Can you ever truly know a poet? The question arises every time one publishes a collection that looks vaguely confessional. Is it real, we ask, or is it all persona? My Sylvia Plath, an Archive on 4 programme to mark the 60th anniversary of Plath’s death this month, presupposes that poets are to some degree unreachable. The ‘My’ belongs to Emily Berry, a contemporary poet, who knows that her Plath is different from another’s, is different from Plath’s own Plath, and so on.
Unexpectedly, given the emphasis on many Plaths and the gap between a writer and their verse, the framework of the programme is intensely personal. It comes as a shock when Berry reveals, some way in, that her own mother committed suicide when she was seven. It may be dangerous to read too much of a poet’s life into their work, but Berry’s use of Plath as inspiration for her own poetry naturally acquires deeper resonance once the revelation is made.

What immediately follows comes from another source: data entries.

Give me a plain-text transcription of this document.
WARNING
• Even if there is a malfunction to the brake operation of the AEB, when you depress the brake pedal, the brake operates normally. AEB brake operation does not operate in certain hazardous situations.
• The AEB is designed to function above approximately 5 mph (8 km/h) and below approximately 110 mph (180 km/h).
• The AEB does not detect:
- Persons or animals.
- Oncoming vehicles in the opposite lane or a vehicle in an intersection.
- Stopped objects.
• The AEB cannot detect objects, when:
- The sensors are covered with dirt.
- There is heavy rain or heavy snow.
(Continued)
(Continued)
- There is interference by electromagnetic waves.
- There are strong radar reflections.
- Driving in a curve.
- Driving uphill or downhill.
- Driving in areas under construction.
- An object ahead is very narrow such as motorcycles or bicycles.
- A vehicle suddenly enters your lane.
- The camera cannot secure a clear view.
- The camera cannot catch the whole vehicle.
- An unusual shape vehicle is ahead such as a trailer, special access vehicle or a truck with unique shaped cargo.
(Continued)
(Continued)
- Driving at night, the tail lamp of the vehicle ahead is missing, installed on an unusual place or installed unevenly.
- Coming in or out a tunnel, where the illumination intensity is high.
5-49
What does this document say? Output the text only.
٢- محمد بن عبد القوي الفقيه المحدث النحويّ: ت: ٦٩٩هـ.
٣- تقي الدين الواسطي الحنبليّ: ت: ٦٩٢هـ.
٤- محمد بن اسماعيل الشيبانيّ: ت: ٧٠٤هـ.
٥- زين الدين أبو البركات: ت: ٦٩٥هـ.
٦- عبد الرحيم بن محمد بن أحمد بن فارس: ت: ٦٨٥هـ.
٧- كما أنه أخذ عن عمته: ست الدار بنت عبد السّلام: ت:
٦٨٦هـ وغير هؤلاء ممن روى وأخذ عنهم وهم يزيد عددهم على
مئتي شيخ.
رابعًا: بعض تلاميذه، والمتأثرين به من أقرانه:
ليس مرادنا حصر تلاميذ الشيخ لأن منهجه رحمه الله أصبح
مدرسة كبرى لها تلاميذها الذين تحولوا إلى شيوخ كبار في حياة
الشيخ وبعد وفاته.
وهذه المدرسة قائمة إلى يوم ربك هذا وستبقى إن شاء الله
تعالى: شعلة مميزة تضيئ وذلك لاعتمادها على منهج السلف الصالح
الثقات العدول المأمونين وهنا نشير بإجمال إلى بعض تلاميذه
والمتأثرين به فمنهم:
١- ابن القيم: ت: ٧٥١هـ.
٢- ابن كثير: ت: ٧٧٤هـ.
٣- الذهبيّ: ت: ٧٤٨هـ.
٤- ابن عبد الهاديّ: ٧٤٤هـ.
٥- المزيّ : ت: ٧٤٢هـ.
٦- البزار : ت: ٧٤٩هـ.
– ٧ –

‘Ice cream and pickles’ was how Plath described her character at 17. The friends interviewed for the documentary are equally balanced in their assessment of her. Jillian Becker, with whom Plath spent her last weekend, recalls her fruitless battle to distract her from her misery: ‘I don’t know what she was like in the rest of her life, I can’t say this characterised her, but certainly towards the end of her life she was very, very self-obsessed.’ Another friend, the poet Ruth Fainlight, recollects Plath’s request to borrow apple recipes from her less than six months before she took her own life.
Retrospectives on artists and writers on the anniversaries of their deaths can veer into gushing hagiographies. The ordinariness of many of the anecdotes and lack of treacly commentary on Plath’s originality and importance as a writer make this programme compelling listening.